Oggi il LOTO ha comunque, oltre la scuola, una compagnia stabile, da quest’anno, finalmente riconosciuta, fra quelle d’innovazione, anche dal MIBACT. Questo certo ci potrà dare qualche certezza in più, ma è stata dura arrivarci, dal Molise, che a volte mi sembra più nascosto dell’Amazzonia di Fitzcaraldo, appunto! In questo caso il perseverare è stato davvero diabolico! Pure, non posso dire di non sentirmi orgoglioso di vedere tanti nostri allievi ammessi al Centro Sperimentale di Cinematografia, piuttosto che all’Accademia d’Arte drammatica, o alla Scuola del Piccolo Teatro a Milano, come pure alla Galante Garrone di Bologna. O i nostri spettacoli che girano sempre più l’Italia e vengono invitati anche, con successo, all’estero. Prima che nascesse il LOTO a Ferrazzano, tutto questo, in Molise, non accadeva.

 

Qual’è il suo sogno nel cassetto?

 

 Vorrei tanto realizzare un film tratto da un mio spettacolo, prodotto col Teatro del LOTO appunto e portato, con successo, anche in America, nel 2012, in occasione del Centenario del Bread and Roses’s Strike. Racconta la vicenda umana e giudiziaria di Arturo Giovannitti, il suo sogno di poeta e giovane sindacalista che, emigrato dal Molise all’età di 17 anni, si ritrovò ad essere fra i promotori dello sciopero del Pane e delle Rose: lo sciopero che cambiò la storia d’America e la considerazione dei migranti in quella società.

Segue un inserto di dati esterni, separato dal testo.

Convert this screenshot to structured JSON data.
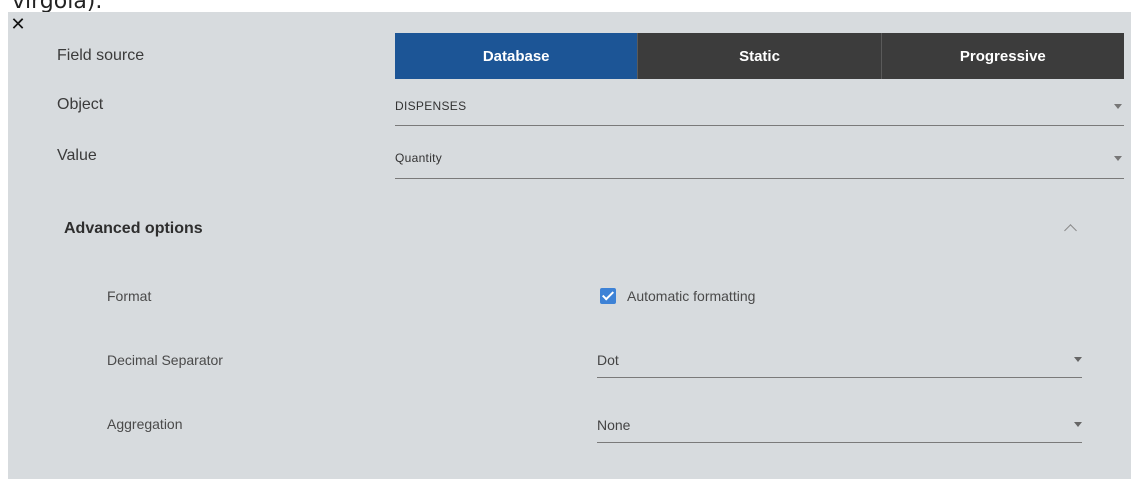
{
  "top_text": "virgola).",
  "close_icon": "close-icon",
  "field_source": {
    "label": "Field source",
    "options": [
      "Database",
      "Static",
      "Progressive"
    ],
    "selected": "Database"
  },
  "object": {
    "label": "Object",
    "value": "DISPENSES"
  },
  "value": {
    "label": "Value",
    "value": "Quantity"
  },
  "advanced": {
    "title": "Advanced options",
    "expanded": true,
    "format": {
      "label": "Format",
      "checkbox_label": "Automatic formatting",
      "checked": true
    },
    "decimal_separator": {
      "label": "Decimal Separator",
      "value": "Dot"
    },
    "aggregation": {
      "label": "Aggregation",
      "value": "None"
    }
  },
  "colors": {
    "panel_bg": "#d7dbde",
    "active_segment": "#1c5596",
    "inactive_segment": "#3c3c3c",
    "checkbox": "#3d82d6"
  }
}
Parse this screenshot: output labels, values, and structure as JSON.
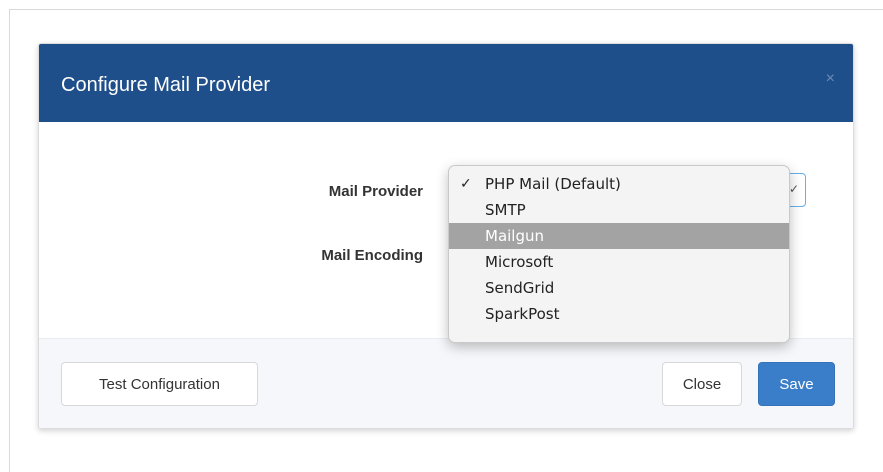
{
  "modal": {
    "title": "Configure Mail Provider",
    "close_icon": "×"
  },
  "form": {
    "mail_provider_label": "Mail Provider",
    "mail_encoding_label": "Mail Encoding",
    "select_chevron": "✓"
  },
  "dropdown": {
    "checkmark": "✓",
    "selected": "PHP Mail (Default)",
    "highlighted": "Mailgun",
    "options": [
      "PHP Mail (Default)",
      "SMTP",
      "Mailgun",
      "Microsoft",
      "SendGrid",
      "SparkPost"
    ]
  },
  "footer": {
    "test_label": "Test Configuration",
    "close_label": "Close",
    "save_label": "Save"
  },
  "colors": {
    "header_bg": "#1f4f8a",
    "primary": "#3a7dc9",
    "highlight": "#a3a3a3"
  }
}
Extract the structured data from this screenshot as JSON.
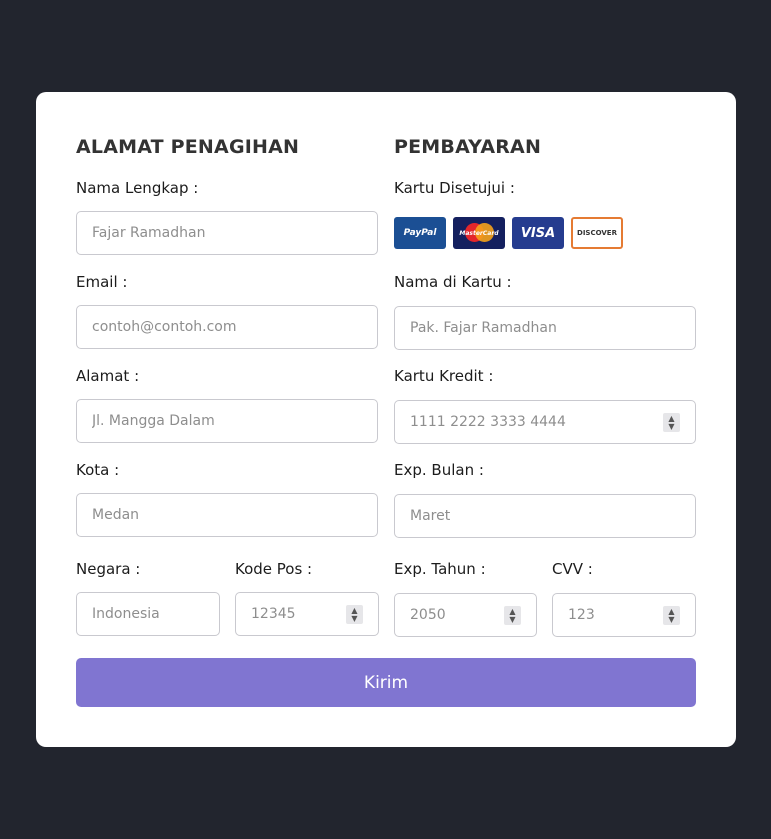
{
  "billing": {
    "title": "ALAMAT PENAGIHAN",
    "full_name": {
      "label": "Nama Lengkap :",
      "placeholder": "Fajar Ramadhan"
    },
    "email": {
      "label": "Email :",
      "placeholder": "contoh@contoh.com"
    },
    "address": {
      "label": "Alamat :",
      "placeholder": "Jl. Mangga Dalam"
    },
    "city": {
      "label": "Kota :",
      "placeholder": "Medan"
    },
    "country": {
      "label": "Negara :",
      "placeholder": "Indonesia"
    },
    "postal": {
      "label": "Kode Pos :",
      "placeholder": "12345"
    }
  },
  "payment": {
    "title": "PEMBAYARAN",
    "accepted_label": "Kartu Disetujui :",
    "accepted_cards": [
      "PayPal",
      "MasterCard",
      "VISA",
      "DISCOVER"
    ],
    "name_on_card": {
      "label": "Nama di Kartu :",
      "placeholder": "Pak. Fajar Ramadhan"
    },
    "credit_card": {
      "label": "Kartu Kredit :",
      "placeholder": "1111 2222 3333 4444"
    },
    "exp_month": {
      "label": "Exp. Bulan :",
      "placeholder": "Maret"
    },
    "exp_year": {
      "label": "Exp. Tahun :",
      "placeholder": "2050"
    },
    "cvv": {
      "label": "CVV :",
      "placeholder": "123"
    }
  },
  "submit_label": "Kirim",
  "colors": {
    "background": "#22252e",
    "card": "#ffffff",
    "accent": "#8075d1"
  }
}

Fiorello La Guardia disse che lui non sarebbe mai potuto diventare Sindaco della più importante città del Mondo, New York, se non ci fosse stato l’esempio di Arturo Giovannitti, un sognatore che diede dignità e autostima agli emigranti italiani che ai primi del ‘900 arrivarono in America. Oggi la bellissima storia, umana e poetica, di Arturo Giovannitti è conosciuta per lo più in ambienti accademici (e più americani che italiani) eppure è una vicenda che tanto avrebbe da insegnarci rispetto al flusso di migranti che viviamo. Farne un film e portarlo in concorso al Vasto Film Fest, nel frattempo diventato il più importante Festival italiano, anche più di Venezia… è un sogno percorribile?! … Sennò, mi accontenterei di presentarlo anche solo a Venezia!